Introduction
Wasting is a major public health problem in low-income and middle-income countries (LMIC). The risk of death is higher in wasted children defined by a weight-for-height Z-score (WHZ) below −2, when compared with non-wasted children.1 When diagnosed with wasting, children can be treated at home.2 The earlier the child is diagnosed, the shorter the duration of the treatment.3 However, wasting screening and diagnosis has been a challenge for the entire humanitarian community. WHZ remains difficult to obtain routinely at the community level as it requires heavy equipment and well-trained staff. Mid-upper arm circumference (MUAC) is therefore preferred in the field due to its simplicity (MUAC <115 mm for severe wasting, MUAC <125 mm for wasting) as per the WHO recommendations.1 However, MUAC has shown its limits for wasting diagnosis as well as prevalence estimation.
In 2019, wasting (as defined by WHZ score below −2) affected more than 47 million children under 5 years old world-wide.4 Although both low WHZ and MUAC are recommended for wasting diagnosis, only low WHZ is used for wasting prevalence evaluation by WHO.1 4 The use of current WHO’s MUAC cut-off recommendation does not allow for wasting prevalence estimation with an acceptable accuracy.5
Different MUAC cut-offs have been proposed in the past decades for wasting diagnosis (also called acute malnutrition). In the 1960s, a study based on a population of non-malnourished Polish children showed that MUAC had little or no relation to age and gender in children aged 1–5 years.6 Shakir and Morley suggested a coloured cord to measure upper-arm circumference for screening and diagnosis of wasting in children 6–59-months old.7 Children were categorised in three groups according to their MUAC: red, yellow and green for MUAC under 125 mm, between 125 mm and 135 mm, and over 135 mm, respectively. In 1985, Lindtjorn showed that these cut-off points greatly exaggerate wasting prevalence rates and proposed new cut-off points (110 and 130 mm).8 Benr and Nathanail compared the WHZ <−2 and MUAC <125 mm methods and concluded that these two methods identify similar proportions of wasted children.9 However, beyond the cut-off point itself, the use of a single cut-off for wasting diagnosis in all children within this age range has been debated.10 11 Indeed, MUAC has been reported to be age-specific and the use of MUAC with a single cut-off underestimates wasting in older children.12 13 To address this bias, a MUAC-based method taking into account child’s age and sex has been implemented. A Z-score is assigned to each child according to their MUAC, age and sex.14 However, the difficulty of determining the children’s age led to the use of another index, based on MUAC, height and sex.15 These methods certainly improve the sensitivity of wasting diagnosis but are not simple enough to be used for routine diagnoses. In fact, the determination of the children’s age on the one hand and their exact height on the other hand are essential for the MUAC–age and MUAC–height indices. Due to the necessity of calculating the Z-score for each child, both methods are not really routinely used in the field.

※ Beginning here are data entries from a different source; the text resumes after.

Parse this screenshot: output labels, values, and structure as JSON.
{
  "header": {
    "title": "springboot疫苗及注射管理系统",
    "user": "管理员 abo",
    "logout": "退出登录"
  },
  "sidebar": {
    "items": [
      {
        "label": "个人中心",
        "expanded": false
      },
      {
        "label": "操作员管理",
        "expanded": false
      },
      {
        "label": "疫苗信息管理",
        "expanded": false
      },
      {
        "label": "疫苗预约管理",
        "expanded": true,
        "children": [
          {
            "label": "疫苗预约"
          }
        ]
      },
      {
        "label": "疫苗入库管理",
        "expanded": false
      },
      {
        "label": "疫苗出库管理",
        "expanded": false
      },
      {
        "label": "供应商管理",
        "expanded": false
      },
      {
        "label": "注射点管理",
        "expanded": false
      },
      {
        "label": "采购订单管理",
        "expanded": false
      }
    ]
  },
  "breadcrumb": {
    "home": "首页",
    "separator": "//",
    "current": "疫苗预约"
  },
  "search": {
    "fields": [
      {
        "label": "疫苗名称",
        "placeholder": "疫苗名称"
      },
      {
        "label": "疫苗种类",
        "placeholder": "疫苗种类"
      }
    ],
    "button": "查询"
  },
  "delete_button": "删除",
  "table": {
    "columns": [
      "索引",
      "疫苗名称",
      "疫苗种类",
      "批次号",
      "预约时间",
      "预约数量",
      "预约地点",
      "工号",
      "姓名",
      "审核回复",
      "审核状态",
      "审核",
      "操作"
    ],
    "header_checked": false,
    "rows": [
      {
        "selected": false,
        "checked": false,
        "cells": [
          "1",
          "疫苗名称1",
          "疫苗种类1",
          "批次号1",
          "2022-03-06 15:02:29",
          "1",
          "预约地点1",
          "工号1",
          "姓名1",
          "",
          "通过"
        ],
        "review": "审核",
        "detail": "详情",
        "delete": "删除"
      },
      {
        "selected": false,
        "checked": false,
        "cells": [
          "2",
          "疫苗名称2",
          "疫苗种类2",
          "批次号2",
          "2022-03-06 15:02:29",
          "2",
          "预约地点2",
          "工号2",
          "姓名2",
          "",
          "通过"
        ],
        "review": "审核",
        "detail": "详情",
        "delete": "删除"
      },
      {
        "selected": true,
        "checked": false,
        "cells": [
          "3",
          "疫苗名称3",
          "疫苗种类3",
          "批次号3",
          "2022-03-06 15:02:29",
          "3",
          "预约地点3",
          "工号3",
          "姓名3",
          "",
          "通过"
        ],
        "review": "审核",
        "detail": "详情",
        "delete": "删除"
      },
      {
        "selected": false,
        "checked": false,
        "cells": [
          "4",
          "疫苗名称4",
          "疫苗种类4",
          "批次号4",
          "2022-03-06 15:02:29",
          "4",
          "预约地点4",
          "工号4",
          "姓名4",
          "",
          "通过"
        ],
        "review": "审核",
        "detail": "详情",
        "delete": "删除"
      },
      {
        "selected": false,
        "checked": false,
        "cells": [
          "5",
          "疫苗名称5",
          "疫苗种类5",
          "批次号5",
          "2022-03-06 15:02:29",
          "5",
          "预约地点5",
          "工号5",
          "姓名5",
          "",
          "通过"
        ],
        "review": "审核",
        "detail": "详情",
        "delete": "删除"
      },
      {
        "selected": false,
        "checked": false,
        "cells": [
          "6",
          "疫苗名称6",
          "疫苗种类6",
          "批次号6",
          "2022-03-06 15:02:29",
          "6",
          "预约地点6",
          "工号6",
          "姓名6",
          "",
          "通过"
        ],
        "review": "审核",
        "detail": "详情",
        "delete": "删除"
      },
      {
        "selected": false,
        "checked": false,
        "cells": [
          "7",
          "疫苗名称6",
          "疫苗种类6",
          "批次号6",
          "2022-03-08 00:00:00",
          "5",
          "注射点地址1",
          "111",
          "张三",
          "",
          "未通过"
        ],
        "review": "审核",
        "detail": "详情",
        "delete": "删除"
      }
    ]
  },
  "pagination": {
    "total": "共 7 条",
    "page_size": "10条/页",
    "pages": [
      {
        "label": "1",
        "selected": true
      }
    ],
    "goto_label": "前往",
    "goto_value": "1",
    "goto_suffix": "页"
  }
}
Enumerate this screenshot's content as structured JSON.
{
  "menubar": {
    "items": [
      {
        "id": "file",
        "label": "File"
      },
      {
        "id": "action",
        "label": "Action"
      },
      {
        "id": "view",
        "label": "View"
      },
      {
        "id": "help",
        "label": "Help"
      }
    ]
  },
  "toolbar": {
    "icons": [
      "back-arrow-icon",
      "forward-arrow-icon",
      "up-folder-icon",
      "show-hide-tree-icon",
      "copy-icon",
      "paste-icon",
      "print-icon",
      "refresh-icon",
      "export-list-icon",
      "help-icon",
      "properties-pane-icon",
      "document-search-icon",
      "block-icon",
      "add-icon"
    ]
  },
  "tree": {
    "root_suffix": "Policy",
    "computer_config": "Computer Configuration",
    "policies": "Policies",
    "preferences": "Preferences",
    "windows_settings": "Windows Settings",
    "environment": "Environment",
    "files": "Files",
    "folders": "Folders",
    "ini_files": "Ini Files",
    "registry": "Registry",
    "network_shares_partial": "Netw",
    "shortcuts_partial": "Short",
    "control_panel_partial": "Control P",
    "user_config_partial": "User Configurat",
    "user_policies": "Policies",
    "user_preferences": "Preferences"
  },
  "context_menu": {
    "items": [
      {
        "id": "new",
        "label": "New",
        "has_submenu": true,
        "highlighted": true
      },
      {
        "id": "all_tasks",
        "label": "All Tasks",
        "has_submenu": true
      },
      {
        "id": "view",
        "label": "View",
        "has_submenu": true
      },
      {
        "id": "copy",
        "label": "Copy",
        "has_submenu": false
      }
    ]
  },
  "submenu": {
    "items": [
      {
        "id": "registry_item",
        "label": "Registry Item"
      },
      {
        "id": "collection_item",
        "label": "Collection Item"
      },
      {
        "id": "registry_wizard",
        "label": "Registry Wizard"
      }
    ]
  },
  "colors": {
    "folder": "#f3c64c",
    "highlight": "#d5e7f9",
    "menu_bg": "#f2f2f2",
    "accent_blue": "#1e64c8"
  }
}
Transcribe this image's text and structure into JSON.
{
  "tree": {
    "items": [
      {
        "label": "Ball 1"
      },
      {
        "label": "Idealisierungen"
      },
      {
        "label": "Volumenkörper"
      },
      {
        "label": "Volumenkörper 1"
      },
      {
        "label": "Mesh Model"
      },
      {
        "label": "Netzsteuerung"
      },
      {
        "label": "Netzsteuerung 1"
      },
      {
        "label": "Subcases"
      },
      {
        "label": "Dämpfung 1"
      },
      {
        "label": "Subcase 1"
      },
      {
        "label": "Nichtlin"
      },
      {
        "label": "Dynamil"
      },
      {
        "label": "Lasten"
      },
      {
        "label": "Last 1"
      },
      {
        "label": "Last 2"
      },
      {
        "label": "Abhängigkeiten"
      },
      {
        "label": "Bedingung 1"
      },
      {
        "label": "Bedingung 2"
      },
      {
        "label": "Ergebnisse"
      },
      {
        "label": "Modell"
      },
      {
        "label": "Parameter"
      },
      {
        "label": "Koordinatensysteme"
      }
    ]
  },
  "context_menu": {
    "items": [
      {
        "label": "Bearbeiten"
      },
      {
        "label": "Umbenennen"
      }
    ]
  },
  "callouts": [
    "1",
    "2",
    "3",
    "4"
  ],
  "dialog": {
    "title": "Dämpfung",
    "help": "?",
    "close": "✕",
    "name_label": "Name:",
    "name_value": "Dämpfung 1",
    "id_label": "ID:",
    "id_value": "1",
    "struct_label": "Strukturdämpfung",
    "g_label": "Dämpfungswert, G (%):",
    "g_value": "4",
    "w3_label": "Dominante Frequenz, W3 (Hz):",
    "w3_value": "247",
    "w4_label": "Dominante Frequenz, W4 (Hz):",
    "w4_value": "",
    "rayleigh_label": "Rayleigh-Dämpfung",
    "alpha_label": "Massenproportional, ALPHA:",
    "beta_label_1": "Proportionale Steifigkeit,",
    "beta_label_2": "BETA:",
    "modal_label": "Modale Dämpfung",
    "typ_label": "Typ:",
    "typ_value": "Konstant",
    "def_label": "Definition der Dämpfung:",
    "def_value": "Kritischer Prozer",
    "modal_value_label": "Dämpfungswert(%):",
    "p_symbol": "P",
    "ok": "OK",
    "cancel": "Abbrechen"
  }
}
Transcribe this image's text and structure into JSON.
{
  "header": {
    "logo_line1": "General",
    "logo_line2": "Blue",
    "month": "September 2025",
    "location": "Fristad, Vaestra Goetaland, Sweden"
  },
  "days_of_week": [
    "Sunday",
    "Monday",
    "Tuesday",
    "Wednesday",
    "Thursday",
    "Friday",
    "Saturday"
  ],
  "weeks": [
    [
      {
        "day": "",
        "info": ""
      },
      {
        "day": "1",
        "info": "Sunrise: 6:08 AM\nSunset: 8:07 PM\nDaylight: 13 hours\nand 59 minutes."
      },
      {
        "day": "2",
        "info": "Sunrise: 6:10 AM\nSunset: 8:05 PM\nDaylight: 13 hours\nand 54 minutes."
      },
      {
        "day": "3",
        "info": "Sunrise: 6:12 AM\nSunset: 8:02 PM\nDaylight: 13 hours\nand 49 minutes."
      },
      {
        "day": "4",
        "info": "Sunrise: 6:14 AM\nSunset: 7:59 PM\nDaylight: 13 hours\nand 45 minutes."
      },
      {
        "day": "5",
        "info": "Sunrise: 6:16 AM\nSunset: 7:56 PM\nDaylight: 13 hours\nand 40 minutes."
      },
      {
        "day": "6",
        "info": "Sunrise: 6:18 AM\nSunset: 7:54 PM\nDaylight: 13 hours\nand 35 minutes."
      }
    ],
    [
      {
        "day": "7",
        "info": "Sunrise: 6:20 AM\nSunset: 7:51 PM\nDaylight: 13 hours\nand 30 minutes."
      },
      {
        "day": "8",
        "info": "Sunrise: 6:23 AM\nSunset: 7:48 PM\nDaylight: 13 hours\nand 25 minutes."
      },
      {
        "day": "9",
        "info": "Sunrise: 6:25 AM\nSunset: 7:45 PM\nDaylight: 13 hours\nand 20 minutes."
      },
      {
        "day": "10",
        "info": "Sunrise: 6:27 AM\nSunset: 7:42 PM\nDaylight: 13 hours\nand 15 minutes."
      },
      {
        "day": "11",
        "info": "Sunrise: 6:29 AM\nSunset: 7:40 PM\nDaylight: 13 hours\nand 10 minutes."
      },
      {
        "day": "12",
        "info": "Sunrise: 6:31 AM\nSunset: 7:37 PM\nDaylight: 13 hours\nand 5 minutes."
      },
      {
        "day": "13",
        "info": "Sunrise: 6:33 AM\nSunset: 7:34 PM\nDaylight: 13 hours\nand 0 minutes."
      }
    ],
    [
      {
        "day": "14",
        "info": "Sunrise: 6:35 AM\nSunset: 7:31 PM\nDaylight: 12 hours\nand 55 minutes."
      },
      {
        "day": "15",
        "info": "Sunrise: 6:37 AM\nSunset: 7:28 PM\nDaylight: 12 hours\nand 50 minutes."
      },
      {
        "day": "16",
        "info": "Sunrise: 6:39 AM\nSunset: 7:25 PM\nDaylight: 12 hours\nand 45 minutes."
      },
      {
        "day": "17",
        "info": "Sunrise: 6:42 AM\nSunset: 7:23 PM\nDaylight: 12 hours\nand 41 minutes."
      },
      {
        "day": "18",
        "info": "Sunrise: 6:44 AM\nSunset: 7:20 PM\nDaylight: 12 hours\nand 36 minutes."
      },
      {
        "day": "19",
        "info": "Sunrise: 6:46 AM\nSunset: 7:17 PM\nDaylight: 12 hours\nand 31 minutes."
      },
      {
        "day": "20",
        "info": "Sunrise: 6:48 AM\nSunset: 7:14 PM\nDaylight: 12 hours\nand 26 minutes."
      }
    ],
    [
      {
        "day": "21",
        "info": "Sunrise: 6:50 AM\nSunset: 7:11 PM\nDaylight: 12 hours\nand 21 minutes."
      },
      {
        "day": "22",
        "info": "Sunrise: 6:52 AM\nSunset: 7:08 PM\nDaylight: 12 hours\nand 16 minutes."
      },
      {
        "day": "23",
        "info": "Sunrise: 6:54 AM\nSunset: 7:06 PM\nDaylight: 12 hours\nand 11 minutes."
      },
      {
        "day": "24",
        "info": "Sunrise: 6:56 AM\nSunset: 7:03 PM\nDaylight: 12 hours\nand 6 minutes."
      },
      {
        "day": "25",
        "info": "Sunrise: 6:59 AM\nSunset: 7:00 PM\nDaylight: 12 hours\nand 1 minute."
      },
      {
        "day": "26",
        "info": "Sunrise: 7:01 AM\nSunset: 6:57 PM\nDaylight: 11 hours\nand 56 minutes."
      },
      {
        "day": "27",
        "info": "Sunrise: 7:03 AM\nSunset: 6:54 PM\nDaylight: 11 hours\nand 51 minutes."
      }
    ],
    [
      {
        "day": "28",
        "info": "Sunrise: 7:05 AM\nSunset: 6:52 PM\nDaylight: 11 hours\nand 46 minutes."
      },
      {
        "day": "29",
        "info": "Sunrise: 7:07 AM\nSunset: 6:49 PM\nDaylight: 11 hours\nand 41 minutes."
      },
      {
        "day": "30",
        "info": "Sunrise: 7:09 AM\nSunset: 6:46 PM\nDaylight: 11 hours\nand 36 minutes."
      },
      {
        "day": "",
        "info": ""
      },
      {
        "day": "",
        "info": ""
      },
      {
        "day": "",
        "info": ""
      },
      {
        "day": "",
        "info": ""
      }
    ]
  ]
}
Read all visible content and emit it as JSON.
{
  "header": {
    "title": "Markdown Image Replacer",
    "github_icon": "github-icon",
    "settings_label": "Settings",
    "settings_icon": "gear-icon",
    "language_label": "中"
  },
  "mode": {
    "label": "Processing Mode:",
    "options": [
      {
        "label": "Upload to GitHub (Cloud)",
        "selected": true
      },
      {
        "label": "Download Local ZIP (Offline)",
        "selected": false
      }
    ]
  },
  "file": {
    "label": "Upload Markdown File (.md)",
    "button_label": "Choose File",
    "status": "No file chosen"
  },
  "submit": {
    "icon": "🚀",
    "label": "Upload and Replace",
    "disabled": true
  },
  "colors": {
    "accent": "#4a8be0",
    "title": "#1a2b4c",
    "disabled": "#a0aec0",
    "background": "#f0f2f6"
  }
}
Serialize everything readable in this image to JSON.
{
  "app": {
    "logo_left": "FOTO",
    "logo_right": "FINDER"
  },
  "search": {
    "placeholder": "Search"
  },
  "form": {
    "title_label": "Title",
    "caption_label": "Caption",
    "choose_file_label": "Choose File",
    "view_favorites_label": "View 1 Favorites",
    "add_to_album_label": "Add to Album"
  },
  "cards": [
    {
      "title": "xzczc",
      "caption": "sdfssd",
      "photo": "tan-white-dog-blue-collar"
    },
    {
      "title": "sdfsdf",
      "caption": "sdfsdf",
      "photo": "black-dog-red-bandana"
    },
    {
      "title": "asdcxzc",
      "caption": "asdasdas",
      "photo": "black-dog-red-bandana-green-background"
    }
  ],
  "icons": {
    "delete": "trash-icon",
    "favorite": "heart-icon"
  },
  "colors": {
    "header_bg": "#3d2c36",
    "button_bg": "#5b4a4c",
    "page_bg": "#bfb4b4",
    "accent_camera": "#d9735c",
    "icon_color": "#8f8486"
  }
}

We therefore considered an alternative method for wasting prevalence estimation, as well as wasting diagnosis with greater sensitivity and greater potential for routine use. Children’s height or age is not required. The method is based on the use of MUAC in relation to child’s upper arm length (UAL) which can be measured at the same time as the MUAC measurement, using the same MUAC tape. We tested this method in a nutritional survey conducted in July 2015 according to the methodology ‘Standardised Monitoring and Assessment of Relief and Transitions’ (SMART) in Mauritania. The current study aimed at evaluating the added value of the use of UAL along with the MUAC to diagnose and estimate the prevalence of wasting in comparison to the WHO standard as well as other MUAC based methods.